Über diesen Satz bin ich gestolpert und ich habe mich dann die ganze Geschichte über gefragt, ob er so gemeint ist. Leyla
ist meine beste und einzige Freundin
ist meine Schwester
ihre Familie war mein Zuhause
Diese Tragik reicht weit über das aktuelle Geschehen hinaus und es fällt mir auch schwer, die Geschichte unter dem Blickwinkel der jüngsten Geschehen zu betrachten:
Ich bin kein Türkei-Kenner, aber für mich besteht dieses Land aus wenigstens drei nebeneinander stehenden Regionen - von dem Menschen und von dem Land her gesehen -
Da ist der westlich gerägte Stadtbereich - Istanbul/Ankara usw. - wir haben früher in der Jugendarbeit unterschieden zwischen Istanbul-Türken, die keine Probleme hatten, sich zu integrieren und den Türken aus dem anatolischen Hochland, die sich nicht assimilieren wollen und ihre Traditionen hochhalten. Wir haben dieses Problem - aufgeschlossenes westlich gekleidetes und geprägtes Mädchen trägt plötzlich Kopftuch oder Shador, kann kein Deutsch mehr und wird schließlich in die Türkei verheiratet - mehrmals erlebt und standen da recht hilflos.
Dazu kamen in den letzten Jahren die Kurdenprovinzen. Wobei man bedenken sollte, dass nach türkischer Rechtsauffassung die türkische Demokratie nur für Türken gilt. Alle Menschen anderer Abstammung sind Fremde, die eigentlich in der Türkei nichts zu suchen haben. Schlielßlich der IS und der Spagat von Erdogan zwischen dem laizistisch gerägten Staatsmodell Atatürks und dem Wunsch nach einer istamisch ausgerichteten Präsidialmonarchie (griechisch Monarch = deutsch Alleinherrscher). Ob der IS ein erbitterter Feind ist oder doch eher ab und an ein klammheimlicher Freund - da wird die politische Lage verworren und undurchschaubar.

 

Liebe wieselmaus,

erneut habe ich deine sommerliche Romanze sehr gern gelesen, habe mit den beiden gekichert, gezweifelt, gerätselt, bin mit Ihnen in die Türkei geflogen, habe den Sommer genossen, mich in serdar verliebt. Ich habe sogar die Taktik der drei für das notwendige Übel empfunden und den Betrug als gerechtfertigt und daran hat keine aktuelle Situation irgendetwas geändert. Weil sie Menschen mit Bedürfnissen sind und Verstand, nicht gesteuert durch Traditionen oder Religion.

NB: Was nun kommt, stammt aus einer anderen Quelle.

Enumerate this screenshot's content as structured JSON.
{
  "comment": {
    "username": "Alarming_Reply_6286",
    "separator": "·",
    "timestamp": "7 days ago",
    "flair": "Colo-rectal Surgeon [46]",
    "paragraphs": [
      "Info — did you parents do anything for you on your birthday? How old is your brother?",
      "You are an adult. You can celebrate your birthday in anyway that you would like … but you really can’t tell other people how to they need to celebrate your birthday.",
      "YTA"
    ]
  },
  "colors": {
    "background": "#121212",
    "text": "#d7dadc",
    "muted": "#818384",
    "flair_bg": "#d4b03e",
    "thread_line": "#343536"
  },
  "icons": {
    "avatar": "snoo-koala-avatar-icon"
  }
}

An Themen über Sex, so häufig und beliebt sie auch waren, beteiligte sie sich weder im Unterricht, noch in den Pausen. Meine Meinung dazu interessierte ohnehin niemanden.

Da ist er wieder, der feine Humor. Und charakterisiert Kathrin sehr hübsch.

Was ist los, Leya?

Dort hast du ein 'l' verbummelt. ;)

Ich hatte da schon so eine Ahnung.
Ich nicht. :shy: und am Ende, als sie Leyla in Deutschland erneut begegnet, wusste sie vom seiner Homosexualität auch nichts. Was meinst du dann?

Lieber Gruß, Kanji

 

Lieber jobär,

danke für die Anmerkungen zur aktuellen Lage in der Türkei im Kontext meiner Geschichte. Der erste Satz kriegt tatsächlich dadurch eine neue Dimension. Ich lass ihn so stehen und meine damit, dass Leyla Katrins Freundin und (Wahl-) Schwester bleibt, auch wenn die türkische Familie in Deutschland nicht mehr existiert, - und das ist neu - vielleicht auch nicht mehr in der Türkei. So könnte man diesen Satz interpretieren. Aber so weit möchte ich nicht gehen. Es ist halt so, wie du schreibst, dass die türkische Gesellschaft sehr gespalten ist. Wir wissen nicht, wie sich das Ganze auf die türkische Gemeinschaft in Deutschland auswirken wird. Hoffen wir, dass die Vernunft siegt.

Liebe Kanji,

Danke für dein erneutes gründliches Lesen und das Lob.
Beim Zusammentreffen der vier jungen Leute in Antalya glaubt Katrin zu erkennen, dass Serdar und Leyla ein schönes, gut zusammenpassendes Paar sind. Sie vermutet, dass Leyla das schon noch merken wird und sich in ihren Zwangsverlobten verlieben wird. Es ist ja nicht so selten, dass Außenstehende schneller die Gefühle erkennen können als die Betroffenen selbst. So genau konnte ich es an dieser Stelle aber noch nicht preisgeben, nur als Andeutung, sonst wäre die Handlungslogik dahin gewesen. Ich nehme aber sehr gerne einen Vorschlag an. Ich weiß ja, dass du sehr kreativ bist.:idee:

Lieber@ThomasQu,

Danke für dein sattes Lob. Ich weiß es zu schätzen, wenn ein männliches Wesen sich auf Romanzen einlässt;).
Für deine Türkeipläne wünsche ich dir ruhige Zeiten. Und fahr vorsichtig. In der Türkei sind Busfahrer wilde Gesellen.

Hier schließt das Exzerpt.